In many ways, our final stop here in Managua, Nicaragua has been the hardest.  We faced some difficulties on our first day here, which I’ll tell you about when we have lunch on Saturday.  This is our only stop that is not a former British colony, so language has also been more of a barrier here than anywhere else.  It doesn’t help that we’re tired and the poor girls have had to put up with me for two months.  To top it all off, we’ve also been to Hell and back.

In Matthew 23, and throughout the New Testament, Jesus uses the term Gehenna to describe the destination of those who oppose him.  Gehenna was a valley outside Jerusalem.  It had once been home to pagan rituals of child sacrifice, but by Jesus’s day was a constantly smoldering pile of garbage.  We translate this to our english word Hell.

On the banks of Lake Managua is a giant smoldering plateau of trash called La Chureca.  On the outskirts of the dump is a barrio that is home to somewhere between 1,500 hundred individuals to 3,000 families.  Let me state this plainly: Thousands of human beings living in a garbage dump.

They go to Chureca because, strange as it may seem, it’s a place you can find work.  When garbage trucks come by families run up the hill to dive after recyclables.  Life is dirty and dangerous.  Stories are told of mothers renting out their children to get a place in line, and children being ran over by the trucks.  One of the hottest items is glue, which, when sniffed provides not only a momentary high, but more importantly, an appetite suppressant.
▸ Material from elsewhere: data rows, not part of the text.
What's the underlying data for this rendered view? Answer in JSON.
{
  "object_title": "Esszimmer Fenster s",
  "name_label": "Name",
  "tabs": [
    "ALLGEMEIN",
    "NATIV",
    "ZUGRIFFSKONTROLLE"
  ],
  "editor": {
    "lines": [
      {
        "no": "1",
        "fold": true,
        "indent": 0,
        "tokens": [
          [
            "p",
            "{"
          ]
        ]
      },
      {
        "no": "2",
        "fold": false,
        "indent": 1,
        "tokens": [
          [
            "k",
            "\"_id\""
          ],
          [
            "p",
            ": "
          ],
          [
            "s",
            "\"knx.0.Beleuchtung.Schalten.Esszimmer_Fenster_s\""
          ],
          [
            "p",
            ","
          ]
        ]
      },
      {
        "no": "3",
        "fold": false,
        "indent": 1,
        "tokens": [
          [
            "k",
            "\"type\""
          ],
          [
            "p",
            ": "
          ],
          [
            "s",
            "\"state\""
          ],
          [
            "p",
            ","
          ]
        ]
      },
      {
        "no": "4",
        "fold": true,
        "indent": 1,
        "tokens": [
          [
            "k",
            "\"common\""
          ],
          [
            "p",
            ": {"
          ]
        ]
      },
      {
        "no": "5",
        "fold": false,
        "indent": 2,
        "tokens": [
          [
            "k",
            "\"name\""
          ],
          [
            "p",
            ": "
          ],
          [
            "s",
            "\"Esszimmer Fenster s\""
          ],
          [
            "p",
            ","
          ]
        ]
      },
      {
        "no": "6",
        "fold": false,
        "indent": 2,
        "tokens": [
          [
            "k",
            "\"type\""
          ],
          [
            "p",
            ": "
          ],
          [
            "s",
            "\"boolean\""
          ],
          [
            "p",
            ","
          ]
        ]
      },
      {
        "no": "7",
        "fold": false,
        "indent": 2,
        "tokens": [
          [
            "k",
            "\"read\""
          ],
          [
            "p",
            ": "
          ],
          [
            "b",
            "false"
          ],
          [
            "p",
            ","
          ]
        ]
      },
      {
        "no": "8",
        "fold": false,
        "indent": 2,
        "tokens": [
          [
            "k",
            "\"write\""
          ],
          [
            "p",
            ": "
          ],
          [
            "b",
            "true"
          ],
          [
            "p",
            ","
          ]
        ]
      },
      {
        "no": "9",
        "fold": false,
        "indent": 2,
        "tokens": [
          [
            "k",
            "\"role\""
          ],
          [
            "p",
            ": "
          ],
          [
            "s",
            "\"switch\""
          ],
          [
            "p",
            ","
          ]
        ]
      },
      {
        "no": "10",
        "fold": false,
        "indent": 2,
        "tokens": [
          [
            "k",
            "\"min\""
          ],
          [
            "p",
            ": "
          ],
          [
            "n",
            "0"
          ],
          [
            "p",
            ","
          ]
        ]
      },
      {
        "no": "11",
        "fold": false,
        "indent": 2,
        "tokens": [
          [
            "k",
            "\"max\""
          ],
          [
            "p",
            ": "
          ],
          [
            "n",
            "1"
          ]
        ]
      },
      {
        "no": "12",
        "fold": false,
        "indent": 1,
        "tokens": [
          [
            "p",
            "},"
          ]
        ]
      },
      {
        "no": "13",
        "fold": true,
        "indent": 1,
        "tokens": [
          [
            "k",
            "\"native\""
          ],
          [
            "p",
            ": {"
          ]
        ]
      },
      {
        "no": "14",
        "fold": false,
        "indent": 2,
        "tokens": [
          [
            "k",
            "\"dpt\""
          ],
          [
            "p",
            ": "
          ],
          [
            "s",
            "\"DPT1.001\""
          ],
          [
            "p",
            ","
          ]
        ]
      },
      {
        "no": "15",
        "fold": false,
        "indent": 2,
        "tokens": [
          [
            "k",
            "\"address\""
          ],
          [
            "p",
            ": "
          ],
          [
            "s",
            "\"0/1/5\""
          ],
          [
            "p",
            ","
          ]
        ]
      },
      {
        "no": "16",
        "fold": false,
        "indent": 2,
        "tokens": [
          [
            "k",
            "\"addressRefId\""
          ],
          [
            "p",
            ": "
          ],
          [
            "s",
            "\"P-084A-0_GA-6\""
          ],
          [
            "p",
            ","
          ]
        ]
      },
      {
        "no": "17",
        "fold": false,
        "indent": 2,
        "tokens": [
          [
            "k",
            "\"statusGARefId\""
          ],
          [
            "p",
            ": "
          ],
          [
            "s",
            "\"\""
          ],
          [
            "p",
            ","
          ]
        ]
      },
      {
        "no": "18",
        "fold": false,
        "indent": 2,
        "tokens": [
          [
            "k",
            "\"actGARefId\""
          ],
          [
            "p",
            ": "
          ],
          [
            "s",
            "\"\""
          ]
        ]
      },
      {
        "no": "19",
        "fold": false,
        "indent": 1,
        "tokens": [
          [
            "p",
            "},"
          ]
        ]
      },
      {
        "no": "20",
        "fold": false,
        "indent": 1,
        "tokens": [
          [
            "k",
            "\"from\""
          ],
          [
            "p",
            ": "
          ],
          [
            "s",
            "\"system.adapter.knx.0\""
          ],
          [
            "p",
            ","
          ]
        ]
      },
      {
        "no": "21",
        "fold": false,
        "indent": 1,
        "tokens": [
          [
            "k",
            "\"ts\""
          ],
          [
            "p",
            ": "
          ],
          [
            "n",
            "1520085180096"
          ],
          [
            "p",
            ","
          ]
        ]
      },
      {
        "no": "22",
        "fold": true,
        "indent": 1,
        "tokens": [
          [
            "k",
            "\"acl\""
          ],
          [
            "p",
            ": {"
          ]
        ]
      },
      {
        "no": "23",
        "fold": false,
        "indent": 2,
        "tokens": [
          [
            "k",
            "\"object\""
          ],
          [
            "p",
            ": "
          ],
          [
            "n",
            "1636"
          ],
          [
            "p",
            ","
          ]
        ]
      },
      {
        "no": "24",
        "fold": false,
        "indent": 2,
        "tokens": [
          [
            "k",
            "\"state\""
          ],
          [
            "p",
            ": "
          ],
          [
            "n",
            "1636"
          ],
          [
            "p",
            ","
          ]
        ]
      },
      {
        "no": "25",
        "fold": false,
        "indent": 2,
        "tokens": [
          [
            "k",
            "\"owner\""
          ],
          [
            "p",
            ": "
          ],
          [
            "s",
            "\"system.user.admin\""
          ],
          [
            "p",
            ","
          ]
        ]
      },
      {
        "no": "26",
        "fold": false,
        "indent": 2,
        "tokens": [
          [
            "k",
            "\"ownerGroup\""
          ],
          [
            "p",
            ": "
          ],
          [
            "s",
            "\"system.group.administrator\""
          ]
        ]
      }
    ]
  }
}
I find it quite interesting that Jesus and the New Testament writers chose a literal valley to describe the eternal destination of the damned.  Hell isn’t just a place where bad people go when they die.  It’s a way of life created and sustained by the sinful choices of man and an unjust system he has set up.

To learn how you can help people get out of Hell, check out http://www.mannaproject.org/MPINicaragua.asp

In 1909 the U.S. began to involve themselves in the affairs of the Nicaraguan government. It started with diagreements over a canal that would have great dividends for the US. Since then the U.S. has propped up dictators, meddled in trade and backed guerillas in this country of about 6 million.

I don’t understand enough to make a statement as to whether or not our government’s actions have turned the jewel of Central America into the second poorest nation in the hemisphere. Plenty of blame can be assigned to Daniel Ortega and the other corrupt leaders who have siphoned foreign aid into their own pockets for decades.

Mission work in Nicaragua does not neccessarily mean “sharing the gospel” — at least not in the traditional evangelical “love-Jesus-so-you-can-go-to-heaven-when-you-die” sense.  The church is actually growing like wildfire throughout Latin America.  In a place where the average salary is 50 dollars a month and there seems to be no incentive to go to school after fourth grade, the church’s role is to prove that there is life before death.

The missionaries provide a YMCA analog that gives 100+ kids a safe place to spend their afternoons.  I’ve seen the alternatives and they are quite dangerous.  This is one way the church can aid in the development of Nicaragua. 

Maybe we American Christians owe it to them.